An international team led by investigators in the Netherlands used circular chromosome conformation capture sequencing, or 4C-seq, to assess chromatin patterns at non-coding DNA regulatory element sites previously found to interact with inflammatory bowel disease risk loci. Focusing on 92 non-coding DNA regulatory elements found to co-localize with IBD risk loci in the past, the researchers relied on 4C-seq to map chromatin interactions in monocyte, lymphocyte, and intestinal epithelial cell types — a search that led to more than 900 new candidate genes suspected of contributing to IBD. "Our study provides the first systematic analysis of chromatin interactions between disease-associated [non-coding DNA regulatory elements] and candidate genes in IBD," they note.
Researchers from Spain and the US describe demographic patterns in the Iberian lynx, Lynx pardinus with the help of new genome sequences. Using a combination of short- and long-read sequencing strategies, the team produced a draft genome assembly for an inbred male Iberian lynx from southern Spain before re-sequencing 10 more Iberian lynx and one Eurasian lynx. With these sequences, the investigators saw signs of apparent erosion in the Iberian lynx genome, which seem to have stemmed from past demographic bottlenecks. "Our analyses provided novel insights into the evolutionary and demographic history of the Iberian lynx," they write, "revealing a recent divergence and continued admixture with the Eurasian lynx and several drastic population bottlenecks in the last millennia."
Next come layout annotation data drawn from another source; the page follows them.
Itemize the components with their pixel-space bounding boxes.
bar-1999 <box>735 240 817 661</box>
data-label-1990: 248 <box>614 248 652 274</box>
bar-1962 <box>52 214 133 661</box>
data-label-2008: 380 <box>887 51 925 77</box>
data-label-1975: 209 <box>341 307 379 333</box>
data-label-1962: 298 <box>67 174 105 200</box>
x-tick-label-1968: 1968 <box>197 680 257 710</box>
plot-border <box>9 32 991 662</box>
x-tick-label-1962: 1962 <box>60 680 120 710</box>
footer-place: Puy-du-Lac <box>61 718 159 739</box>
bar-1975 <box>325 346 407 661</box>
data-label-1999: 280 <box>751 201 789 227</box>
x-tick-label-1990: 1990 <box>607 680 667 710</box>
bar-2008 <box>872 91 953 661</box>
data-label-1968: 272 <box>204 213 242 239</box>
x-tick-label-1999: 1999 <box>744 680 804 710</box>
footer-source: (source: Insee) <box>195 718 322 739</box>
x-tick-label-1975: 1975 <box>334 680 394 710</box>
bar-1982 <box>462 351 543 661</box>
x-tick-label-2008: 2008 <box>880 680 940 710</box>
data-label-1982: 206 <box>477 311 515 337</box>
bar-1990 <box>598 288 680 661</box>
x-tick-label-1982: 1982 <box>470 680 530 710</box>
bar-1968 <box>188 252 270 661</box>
A University of Oregon-led team takes a look at the genome of the Gulf pipefish, Syngnathus scovelli to understand its unusual, derived body plan and specialized traits such as male pregnancy and brood pouch development. The researchers used a combination of sequencing, genetic mapping, and de novo assembly to put together a 307 million base genome for the Gulf pipefish, a member of the family that contains seahorses and seadragons. Along with expression data generated from pregnant and non-pregnant brood pouch samples and other Gulf pipefish tissues, the genome provided insights into its relationships with other fish, as well as alterations in the genome that may explain some of the derived physical features found in the Gulf pipefish.